Di sudut kursi panjang, sebuah lorong sekolah, Harjo Wijoyo terduduk lemas. Wajahnya terasa berat sekedar untuk diangkat. Kursi panjang lorong itu bukan tempat kesukaan Harjo Wijoyo, ia tak pernah duduk di situ. Namun menjelang siang ini ia terpaksa duduk termangu sendirian. Mulutnya komat kamit entah merapalkan apa. Suaranya lirih hampir tak terdengar oleh dirinya sendiri.
Pikiran Harjo Wijoyo sedang kacau usai melihat kejadian mengerikan tepat di matanya beberapa hari lalu.
“Tuan Harjo, rupanya Tuan duduk di sini,” seru seorang laki-laki dengan bahasa Belanda. Harjo Wijoyo malas menoleh. Kepalanya terpaku kaku. Dilihatnya Meneer Daniel dan Meneer Immanuel berdiri di dekatnya.
Melihat Harjo Wijoyo memucat lesu tak menjawab, mereka berdua lekas duduk mengapitnya.

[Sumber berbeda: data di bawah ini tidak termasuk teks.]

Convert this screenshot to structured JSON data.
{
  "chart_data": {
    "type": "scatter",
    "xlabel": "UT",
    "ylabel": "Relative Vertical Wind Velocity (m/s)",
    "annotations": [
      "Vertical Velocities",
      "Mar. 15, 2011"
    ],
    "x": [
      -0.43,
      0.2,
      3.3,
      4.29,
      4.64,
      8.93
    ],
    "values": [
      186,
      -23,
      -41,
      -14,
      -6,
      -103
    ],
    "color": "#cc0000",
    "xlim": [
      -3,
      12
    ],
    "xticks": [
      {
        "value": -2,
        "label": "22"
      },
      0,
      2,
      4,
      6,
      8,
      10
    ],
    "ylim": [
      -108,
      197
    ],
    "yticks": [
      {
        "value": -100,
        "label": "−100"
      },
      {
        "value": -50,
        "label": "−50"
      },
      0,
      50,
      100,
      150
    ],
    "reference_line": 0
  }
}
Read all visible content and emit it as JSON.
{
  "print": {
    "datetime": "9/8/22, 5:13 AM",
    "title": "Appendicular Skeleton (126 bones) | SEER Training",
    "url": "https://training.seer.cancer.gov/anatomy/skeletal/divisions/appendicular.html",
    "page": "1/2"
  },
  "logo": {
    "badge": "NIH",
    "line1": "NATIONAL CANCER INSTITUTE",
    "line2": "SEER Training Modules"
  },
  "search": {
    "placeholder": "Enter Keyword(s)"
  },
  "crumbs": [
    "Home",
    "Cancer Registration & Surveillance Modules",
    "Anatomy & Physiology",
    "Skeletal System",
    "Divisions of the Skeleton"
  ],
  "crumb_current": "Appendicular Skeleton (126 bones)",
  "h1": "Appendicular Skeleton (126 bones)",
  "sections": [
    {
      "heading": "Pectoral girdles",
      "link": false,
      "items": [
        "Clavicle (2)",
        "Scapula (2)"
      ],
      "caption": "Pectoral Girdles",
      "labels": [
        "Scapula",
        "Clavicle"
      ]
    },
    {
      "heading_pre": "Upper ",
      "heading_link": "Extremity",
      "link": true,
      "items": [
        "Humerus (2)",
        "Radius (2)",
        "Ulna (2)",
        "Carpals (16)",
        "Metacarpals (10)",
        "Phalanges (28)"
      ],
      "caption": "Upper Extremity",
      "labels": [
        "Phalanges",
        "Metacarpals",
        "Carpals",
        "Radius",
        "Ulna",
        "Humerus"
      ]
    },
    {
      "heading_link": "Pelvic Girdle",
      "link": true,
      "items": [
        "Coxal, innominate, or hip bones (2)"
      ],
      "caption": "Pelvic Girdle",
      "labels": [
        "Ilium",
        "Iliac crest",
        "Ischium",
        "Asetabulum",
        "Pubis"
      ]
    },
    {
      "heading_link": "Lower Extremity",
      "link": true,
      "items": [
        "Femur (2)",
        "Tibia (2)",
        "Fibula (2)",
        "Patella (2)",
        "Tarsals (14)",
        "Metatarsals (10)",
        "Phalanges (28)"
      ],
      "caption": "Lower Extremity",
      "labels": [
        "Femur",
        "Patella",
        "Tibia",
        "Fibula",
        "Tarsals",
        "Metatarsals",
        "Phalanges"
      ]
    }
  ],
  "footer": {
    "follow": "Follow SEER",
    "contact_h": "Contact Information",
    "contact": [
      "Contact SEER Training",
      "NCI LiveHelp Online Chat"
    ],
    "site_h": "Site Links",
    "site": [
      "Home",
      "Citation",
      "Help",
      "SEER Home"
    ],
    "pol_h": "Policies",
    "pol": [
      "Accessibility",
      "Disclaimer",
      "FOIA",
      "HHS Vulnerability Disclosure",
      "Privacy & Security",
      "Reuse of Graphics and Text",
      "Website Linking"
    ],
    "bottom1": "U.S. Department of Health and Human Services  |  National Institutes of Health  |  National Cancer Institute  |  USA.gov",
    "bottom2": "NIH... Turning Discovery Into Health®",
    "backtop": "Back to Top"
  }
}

“Kau nampak pucat. Jangan-jangan sakit?” tanya Meneer Immanuel. Tangannya memegang kening Harjo Wiyono. Terasa panas menyengat. Membuat Meneer Immanuel dirasuki kecemasan. Ini kali kedua ia melihat sahabatnya itu pucat sekali. Pertama saat ia menjenguk Harjo Wijoyo sewaktu sakit keras di lereng gunung Merbabu.